One possible explanation for the low response rate in this study is that the short half-life of SU101 leads to only transient blockade of PDGF-mediated signaling and that a more prolonged receptor inhibition may be necessary for clinical benefit. However, it is not clear that any of the antitumor effects observed in this study result only from inhibition of PDGF signaling. SU0020, the major metabolite of SU101, interferes with pyrimidine synthesis and has a longer half-life than the parent drug. However, in vitro studies with SU101 have demonstrated selectivity for the PDGF-r pathway independent of pyrimidine synthesis (7). Also, in animal studies, xenografts expressing PDGF-r demonstrate greater SU101-induced growth inhibition than xenografts with minimal or no PDGF-r expression, suggesting a PDGF-r-mediated mechanism of action (7).

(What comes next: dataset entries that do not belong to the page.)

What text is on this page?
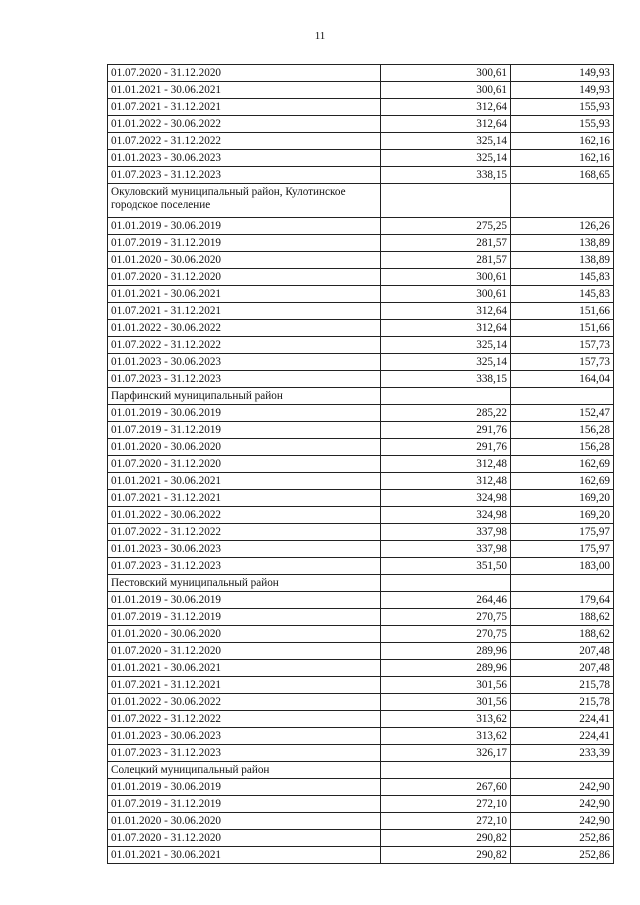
11
01.07.2020 - 31.12.2020	300,61	149,93
01.01.2021 - 30.06.2021	300,61	149,93
01.07.2021 - 31.12.2021	312,64	155,93
01.01.2022 - 30.06.2022	312,64	155,93
01.07.2022 - 31.12.2022	325,14	162,16
01.01.2023 - 30.06.2023	325,14	162,16
01.07.2023 - 31.12.2023	338,15	168,65
Окуловский муниципальный район, Кулотинское городское поселение		
01.01.2019 - 30.06.2019	275,25	126,26
01.07.2019 - 31.12.2019	281,57	138,89
01.01.2020 - 30.06.2020	281,57	138,89
01.07.2020 - 31.12.2020	300,61	145,83
01.01.2021 - 30.06.2021	300,61	145,83
01.07.2021 - 31.12.2021	312,64	151,66
01.01.2022 - 30.06.2022	312,64	151,66
01.07.2022 - 31.12.2022	325,14	157,73
01.01.2023 - 30.06.2023	325,14	157,73
01.07.2023 - 31.12.2023	338,15	164,04
Парфинский муниципальный район		
01.01.2019 - 30.06.2019	285,22	152,47
01.07.2019 - 31.12.2019	291,76	156,28
01.01.2020 - 30.06.2020	291,76	156,28
01.07.2020 - 31.12.2020	312,48	162,69
01.01.2021 - 30.06.2021	312,48	162,69
01.07.2021 - 31.12.2021	324,98	169,20
01.01.2022 - 30.06.2022	324,98	169,20
01.07.2022 - 31.12.2022	337,98	175,97
01.01.2023 - 30.06.2023	337,98	175,97
01.07.2023 - 31.12.2023	351,50	183,00
Пестовский муниципальный район		
01.01.2019 - 30.06.2019	264,46	179,64
01.07.2019 - 31.12.2019	270,75	188,62
01.01.2020 - 30.06.2020	270,75	188,62
01.07.2020 - 31.12.2020	289,96	207,48
01.01.2021 - 30.06.2021	289,96	207,48
01.07.2021 - 31.12.2021	301,56	215,78
01.01.2022 - 30.06.2022	301,56	215,78
01.07.2022 - 31.12.2022	313,62	224,41
01.01.2023 - 30.06.2023	313,62	224,41
01.07.2023 - 31.12.2023	326,17	233,39
Солецкий муниципальный район		
01.01.2019 - 30.06.2019	267,60	242,90
01.07.2019 - 31.12.2019	272,10	242,90
01.01.2020 - 30.06.2020	272,10	242,90
01.07.2020 - 31.12.2020	290,82	252,86
01.01.2021 - 30.06.2021	290,82	252,86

To date, studies of PDGF-r expression in human prostate cancer have only included the primary sites in one study (6) or a limited number of metastasis in another (4). This is the first study in which PDGF-r expression has been studied both in the primary and the metastatic setting. The level of PDGF-r expression did not differ between the primary and metastatic sites, even for samples obtained from the same patient. Therefore, although the metastatic sample was often obtained years after removal of the prostate gland, the level of PDGF-r staining was not substantially different (Table 2). These findings suggest that the PDGF-r is consistently expressed during disease progression and may be a therapeutic target for all stages of disease.

In summary, the effects of SU101 alone in this population of HRPC patients are modest. Nonetheless, given the presence of the PDGR-r in metastatic prostate tumor samples, these results suggest that studies with other PDGF-r inhibitors, either alone or in combination with cytotoxic agents, may be warranted. For future trials, the ability to assess the activation (phosphorylation) status of the PDGF-r or its downstream targets either in tumor or surrogate tissue will greatly enhance the ability to correlate efficacy at both the molecular and therapeutic levels.